Another aspect that is important the very error-prone nature of this series and positioning information structures necessary for GSPSD [18]. A few sources of mistake that may produce spurious selection that is positive are manufactured during common bioinformatics procedures, such as in genome assembly and gene prediction. Among these errors are frame shifts, series ambiguities, gene fragments, chimeric sequences and pseudogenes regarded as functional coding regions. Other common sourced elements of error are the recruiting of exceptionally divergent sequences to sets of homologous genes during automatic homology forecast. Every one of the aforementioned mistakes can produce spurious positioning of non-homologous codons and dramatically restrict the reliable detection of positive selection [18, 19]. The occurrence of recombination occasions within homologous sequences may also notably hinder reliable GSPSD, since the codon evolution models commonly used to detect g d selection do not account fully for recombination as an source of variation of homologous positions and assume all of the columns of a numerous codon alignment to share with you equivalent evolutionary tale [20]. A few predicted groups of homologous genes also include mixed sets of 1-1 orthologs and paralogs, two biologically distinct gene teams that ought to be examined separately to research various biological questions [21]. Finally, the simultaneous search for recombination and/or g d selection in several groups of homologs creates a numerous hypothesis-testing scenario that needs proper statistical therapy to manage the regularity of Type 1 errors [8, 22].

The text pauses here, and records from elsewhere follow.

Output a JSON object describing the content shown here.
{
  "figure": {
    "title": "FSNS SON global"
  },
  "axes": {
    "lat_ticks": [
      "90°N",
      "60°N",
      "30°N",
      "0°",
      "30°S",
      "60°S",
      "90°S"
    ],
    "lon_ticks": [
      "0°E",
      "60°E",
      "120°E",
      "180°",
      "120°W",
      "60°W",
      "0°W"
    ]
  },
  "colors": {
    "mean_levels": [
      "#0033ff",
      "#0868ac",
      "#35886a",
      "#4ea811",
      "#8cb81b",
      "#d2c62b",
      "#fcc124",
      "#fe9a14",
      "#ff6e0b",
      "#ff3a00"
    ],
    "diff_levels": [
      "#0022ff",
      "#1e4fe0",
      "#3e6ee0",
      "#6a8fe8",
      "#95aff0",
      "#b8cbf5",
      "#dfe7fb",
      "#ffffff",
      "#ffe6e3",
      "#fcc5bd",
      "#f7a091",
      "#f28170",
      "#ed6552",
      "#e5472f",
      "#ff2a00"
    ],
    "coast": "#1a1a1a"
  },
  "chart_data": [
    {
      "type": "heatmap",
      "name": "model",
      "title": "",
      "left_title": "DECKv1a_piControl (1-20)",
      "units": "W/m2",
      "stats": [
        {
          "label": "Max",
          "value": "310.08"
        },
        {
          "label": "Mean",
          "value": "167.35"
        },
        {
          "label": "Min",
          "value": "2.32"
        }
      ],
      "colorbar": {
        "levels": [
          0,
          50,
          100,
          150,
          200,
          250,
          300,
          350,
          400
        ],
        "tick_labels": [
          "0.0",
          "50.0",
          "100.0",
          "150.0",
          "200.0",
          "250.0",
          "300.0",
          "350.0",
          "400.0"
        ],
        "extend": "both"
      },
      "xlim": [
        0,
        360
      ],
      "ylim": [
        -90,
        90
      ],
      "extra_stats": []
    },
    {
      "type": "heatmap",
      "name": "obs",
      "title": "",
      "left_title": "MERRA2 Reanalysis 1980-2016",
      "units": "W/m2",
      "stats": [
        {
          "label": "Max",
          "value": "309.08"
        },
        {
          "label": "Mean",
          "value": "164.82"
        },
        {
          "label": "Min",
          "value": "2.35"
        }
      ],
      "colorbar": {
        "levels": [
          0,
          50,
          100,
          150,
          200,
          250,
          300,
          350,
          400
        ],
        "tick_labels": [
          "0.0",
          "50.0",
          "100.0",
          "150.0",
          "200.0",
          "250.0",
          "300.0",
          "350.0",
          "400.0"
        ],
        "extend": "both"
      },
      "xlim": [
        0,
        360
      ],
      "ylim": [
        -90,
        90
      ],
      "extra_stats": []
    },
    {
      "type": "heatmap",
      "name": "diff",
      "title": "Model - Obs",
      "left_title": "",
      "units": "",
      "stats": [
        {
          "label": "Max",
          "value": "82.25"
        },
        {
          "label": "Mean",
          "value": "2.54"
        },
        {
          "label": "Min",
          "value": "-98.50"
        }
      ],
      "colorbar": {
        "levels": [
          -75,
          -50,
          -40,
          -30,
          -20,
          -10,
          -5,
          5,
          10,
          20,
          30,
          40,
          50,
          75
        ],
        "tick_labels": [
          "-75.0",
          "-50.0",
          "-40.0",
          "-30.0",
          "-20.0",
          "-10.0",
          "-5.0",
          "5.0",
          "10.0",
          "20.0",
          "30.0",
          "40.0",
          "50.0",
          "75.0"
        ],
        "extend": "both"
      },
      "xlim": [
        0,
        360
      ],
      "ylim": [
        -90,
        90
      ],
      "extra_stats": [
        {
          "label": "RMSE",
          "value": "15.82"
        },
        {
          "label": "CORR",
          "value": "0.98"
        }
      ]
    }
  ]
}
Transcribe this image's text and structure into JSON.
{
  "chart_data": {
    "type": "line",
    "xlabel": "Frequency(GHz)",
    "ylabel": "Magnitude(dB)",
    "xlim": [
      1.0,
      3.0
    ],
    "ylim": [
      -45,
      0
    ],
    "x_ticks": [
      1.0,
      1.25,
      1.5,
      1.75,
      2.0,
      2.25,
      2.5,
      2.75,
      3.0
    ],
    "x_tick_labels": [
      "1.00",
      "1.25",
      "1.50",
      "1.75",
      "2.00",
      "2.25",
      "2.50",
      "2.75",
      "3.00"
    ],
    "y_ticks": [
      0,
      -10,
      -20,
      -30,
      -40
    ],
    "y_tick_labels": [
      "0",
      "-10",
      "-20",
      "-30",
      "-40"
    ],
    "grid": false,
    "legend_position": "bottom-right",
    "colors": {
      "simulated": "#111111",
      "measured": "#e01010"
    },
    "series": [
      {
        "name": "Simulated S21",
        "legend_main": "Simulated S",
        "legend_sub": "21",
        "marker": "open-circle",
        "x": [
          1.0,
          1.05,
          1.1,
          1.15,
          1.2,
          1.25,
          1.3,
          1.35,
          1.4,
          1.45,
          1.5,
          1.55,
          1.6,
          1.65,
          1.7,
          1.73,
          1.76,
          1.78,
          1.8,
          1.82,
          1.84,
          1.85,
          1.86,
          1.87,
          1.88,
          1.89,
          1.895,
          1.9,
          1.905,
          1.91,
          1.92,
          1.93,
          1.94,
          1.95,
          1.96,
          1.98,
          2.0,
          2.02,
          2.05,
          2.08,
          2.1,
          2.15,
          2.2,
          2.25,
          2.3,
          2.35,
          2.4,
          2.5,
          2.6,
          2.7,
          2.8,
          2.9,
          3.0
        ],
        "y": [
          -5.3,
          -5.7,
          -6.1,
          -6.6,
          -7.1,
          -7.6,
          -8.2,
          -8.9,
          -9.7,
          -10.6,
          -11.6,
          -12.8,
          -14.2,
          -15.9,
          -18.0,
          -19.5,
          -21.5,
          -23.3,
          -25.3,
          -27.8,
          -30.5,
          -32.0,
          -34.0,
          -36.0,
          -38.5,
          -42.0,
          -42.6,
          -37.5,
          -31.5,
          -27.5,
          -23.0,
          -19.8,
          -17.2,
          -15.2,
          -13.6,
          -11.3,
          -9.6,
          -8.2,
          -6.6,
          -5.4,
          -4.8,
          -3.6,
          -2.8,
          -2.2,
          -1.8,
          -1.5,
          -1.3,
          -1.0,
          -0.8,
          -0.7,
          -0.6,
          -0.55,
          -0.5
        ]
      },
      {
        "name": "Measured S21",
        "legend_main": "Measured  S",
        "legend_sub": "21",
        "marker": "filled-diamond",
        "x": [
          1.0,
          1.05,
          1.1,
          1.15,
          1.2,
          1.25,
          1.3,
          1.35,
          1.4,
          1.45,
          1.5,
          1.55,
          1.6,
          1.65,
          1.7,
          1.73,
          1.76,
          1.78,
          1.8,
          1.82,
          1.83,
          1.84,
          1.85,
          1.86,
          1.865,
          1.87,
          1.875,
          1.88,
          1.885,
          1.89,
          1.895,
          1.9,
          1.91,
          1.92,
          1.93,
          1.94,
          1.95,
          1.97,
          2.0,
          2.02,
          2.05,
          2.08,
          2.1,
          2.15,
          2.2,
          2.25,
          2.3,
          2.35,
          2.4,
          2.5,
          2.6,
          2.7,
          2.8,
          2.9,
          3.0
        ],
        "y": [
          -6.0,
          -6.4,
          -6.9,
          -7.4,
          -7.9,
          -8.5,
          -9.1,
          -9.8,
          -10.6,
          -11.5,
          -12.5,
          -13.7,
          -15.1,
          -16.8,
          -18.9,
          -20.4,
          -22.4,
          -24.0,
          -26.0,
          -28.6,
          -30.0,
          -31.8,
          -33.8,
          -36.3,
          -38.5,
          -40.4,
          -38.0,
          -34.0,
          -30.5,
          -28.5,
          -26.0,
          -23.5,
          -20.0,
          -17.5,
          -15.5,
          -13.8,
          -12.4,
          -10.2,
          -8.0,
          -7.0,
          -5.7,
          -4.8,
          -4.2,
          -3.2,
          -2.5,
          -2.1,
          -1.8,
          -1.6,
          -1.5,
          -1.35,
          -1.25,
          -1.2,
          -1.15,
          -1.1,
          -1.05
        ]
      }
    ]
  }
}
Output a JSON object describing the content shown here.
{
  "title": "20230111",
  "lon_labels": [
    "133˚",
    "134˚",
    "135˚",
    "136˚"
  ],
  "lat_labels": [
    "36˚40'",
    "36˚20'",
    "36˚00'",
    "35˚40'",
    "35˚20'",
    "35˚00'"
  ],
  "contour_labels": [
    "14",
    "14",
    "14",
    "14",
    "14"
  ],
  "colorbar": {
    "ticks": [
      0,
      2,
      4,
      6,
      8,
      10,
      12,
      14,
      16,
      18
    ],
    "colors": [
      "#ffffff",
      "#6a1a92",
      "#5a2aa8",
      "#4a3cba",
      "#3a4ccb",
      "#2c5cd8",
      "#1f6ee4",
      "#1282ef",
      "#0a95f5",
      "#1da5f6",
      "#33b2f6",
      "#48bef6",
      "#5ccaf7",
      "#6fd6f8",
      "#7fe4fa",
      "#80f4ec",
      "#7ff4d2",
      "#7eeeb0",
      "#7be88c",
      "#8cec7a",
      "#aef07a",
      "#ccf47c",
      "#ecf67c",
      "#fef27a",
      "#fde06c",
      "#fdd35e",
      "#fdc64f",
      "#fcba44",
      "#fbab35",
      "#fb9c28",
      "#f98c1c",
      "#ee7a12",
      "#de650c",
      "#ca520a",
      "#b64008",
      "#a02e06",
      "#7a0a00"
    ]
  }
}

Here we report POTION (POsitive selecTION), a unique end-to-end modular, customizable and parallelized pipeline that overcomes the above reported challenges to detect positive selection on genome-scale data in batch mode. POTION enables users to effortlessly and quickly review their particular genomic information of interest–large variety of predicted genes and their homology relationships–for signs of g d selection. We demonstrate POTION has the capacity to classify a curated dataset of t. brucei paralogs previously surveyed for positive selection with high precision. As a example to illustrate a few of the unique features found in POTION, such as the sequence that is sophisticated groups filters additionally the heavily parallelized design, we used our program to survey the whole pair of coding sequences of 19 Mycobacterium tuberculosis strains using distinct setup sets to particularly stress exactly how such features significantly change the quantity and the quality of homologs predicted to evolve under g d selection, or enough time to process genome-scale datasets. POTION detected a few categories of positively selected homologous genes with known roles into the host-pathogen “arms race”, as expected for genes under Darwinian selection in a species that is parasitic. An extensive literary works review found not one pipeline which contains most of the computer software, features and flexibility tied together within an integrated environment to execute GSPSD within an manner that is automated. To scientists lacking bioinformatics expertise, POTION supplies the first end-to-end workflow to perform GSPSD, although some bioinformatics abilities are still had a need to properly install and configure POTION. To bioinformaticians, POTION provides a customizable computational scaffold to perform GSPSD experiments in a managed and built-in environment. POTION is distributed under GNU General Public License version 3.0 and may be downloaded at lmb.cnptia.embrapa.br/share/POTION/.